Method 4: Route filtering

I am also exploring a method to centralize page access control. This would eliminate the need to embed feature flag code blocks in every individual page.

In Blazor, the "Router" component supports an OnNavigateAsync feature. The OnNavigateAsync handler is invoked when the user:

  • Visits a route for the first time by navigating to it directly in their browser.
  • Navigates to a new route using a link or a NavigationManager.NavigateTo invocation.

Therefore, I attempted to centralize route control within the OnNavigateAsync method in the Routes.razor file.

Routes.razor

Delving into the FeatureFlags.PageAllowAccess method, we find that it utilizes a single feature flag, route-navigation, to control all routes. The path is passed as a custom attribute for FbUser, offering a simple and flexible management approach. This means that we can add new routes in the future without needing to create new feature flags or alter the existing code for routing release strategies.

FeatBitExtension

The release strategy needs to be configured in the FeatBit feature flag interface. The figure below demonstrates that only users matching specific conditions can access the weather page.

Route and Navigation

To control access to more pages, simply add new custom targeting rules.

Release features flexibly and progressively

Adding a new page and controlling its release is a common scenario in feature flag management. For example, you might want to initially release the page to 10% of users and then gradually increase this rate to 100%. FeatBit offers a straightforward method to achieve this.

Typically, it requires passing users (or other contexts) to identify each call to the feature flag. This ensures that a user consistently receives the same result for the same feature flag. This consistency is crucial for practices like Testing in Production, AB Testing, and Progressive Release.

Here's an example of how I implemented this in my project. I passed a username into the FeatureReleased method to identify the user.

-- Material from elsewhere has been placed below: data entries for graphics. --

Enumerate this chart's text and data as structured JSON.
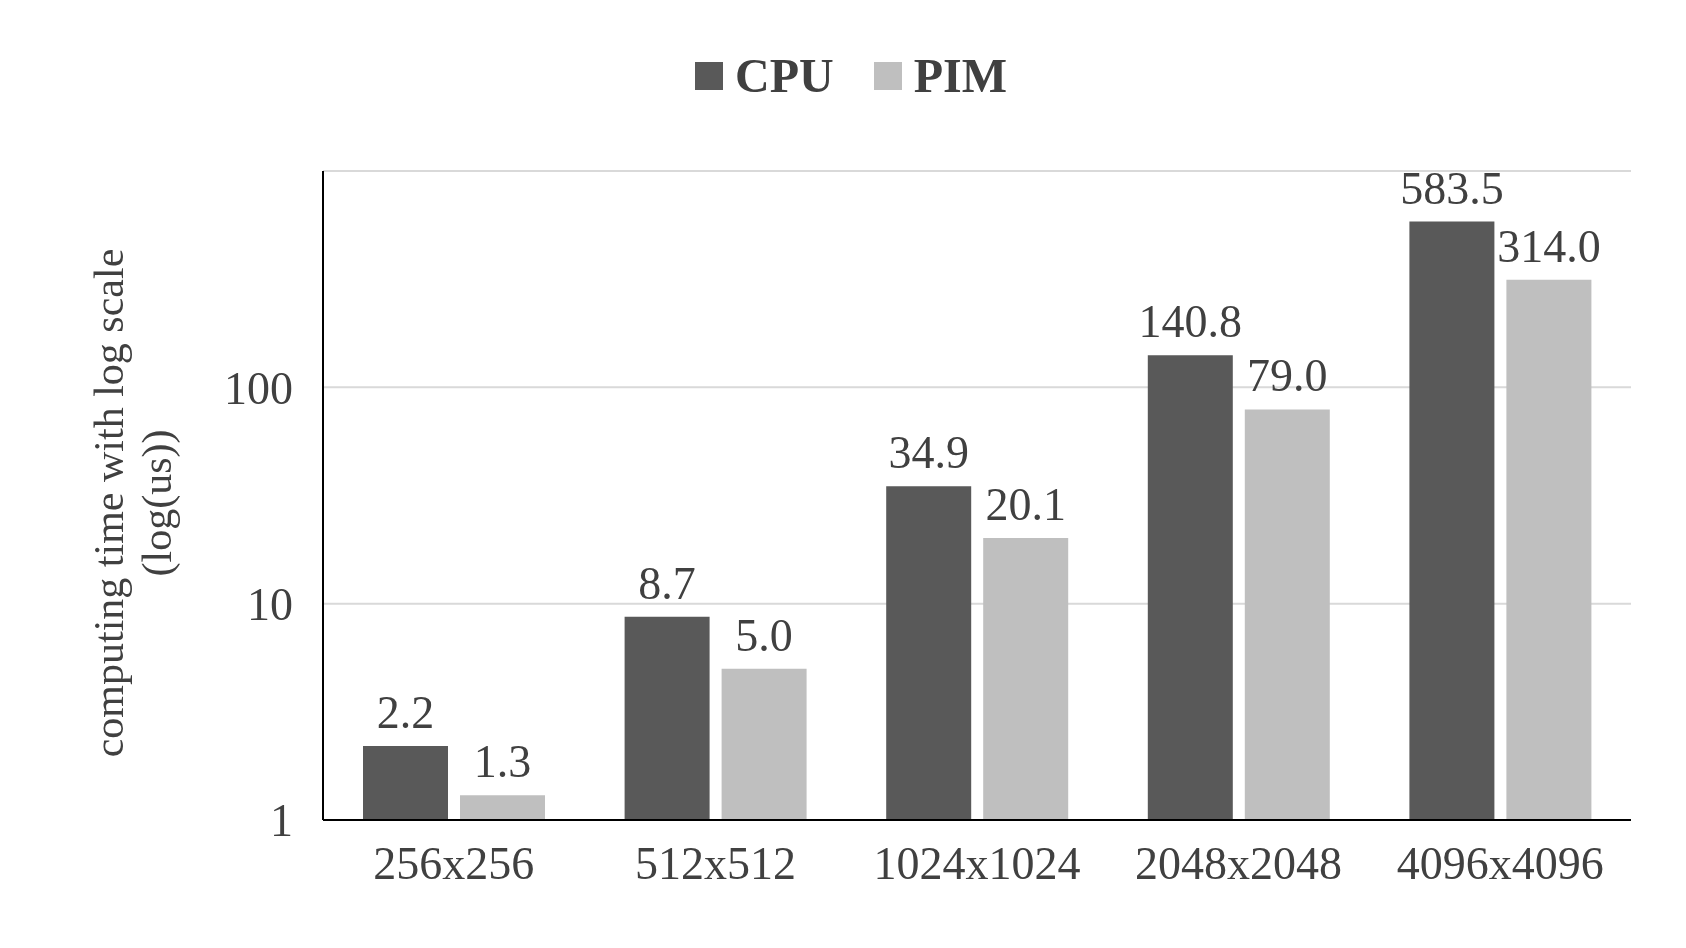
{
  "chart_data": {
    "type": "bar",
    "ylabel": "computing time with log scale\n(log(us))",
    "categories": [
      "256x256",
      "512x512",
      "1024x1024",
      "2048x2048",
      "4096x4096"
    ],
    "series": [
      {
        "name": "CPU",
        "color": "#595959",
        "values": [
          2.2,
          8.7,
          34.9,
          140.8,
          583.5
        ]
      },
      {
        "name": "PIM",
        "color": "#bfbfbf",
        "values": [
          1.3,
          5.0,
          20.1,
          79.0,
          314.0
        ]
      }
    ],
    "value_labels": [
      [
        "2.2",
        "8.7",
        "34.9",
        "140.8",
        "583.5"
      ],
      [
        "1.3",
        "5.0",
        "20.1",
        "79.0",
        "314.0"
      ]
    ],
    "log": "y",
    "ylim": [
      1,
      1000
    ],
    "yticks": [
      1,
      10,
      100
    ],
    "grid": "y",
    "legend": "top"
  }
}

Release features flexibly and progressively

In the FeatBit feature flag interface, I can include this user in the individual targeting list. In the image below, only users on the true individual targeting list have access to the welcom-sentece feature.

welcom-sentece feature

This method allows for flexible and controlled release strategies, essential for effective feature management.

Conclusion

In most cases, you can use an if/else statement to control everything. However, if you're aiming to manage your feature flags in a standardized manner, you can use the methods I've introduced in this blog post. You're also encouraged to devise your own ways to ensure that feature flags are used in a consistent and easily referenceable manner. This approach facilitates easier deletion of stale feature flags.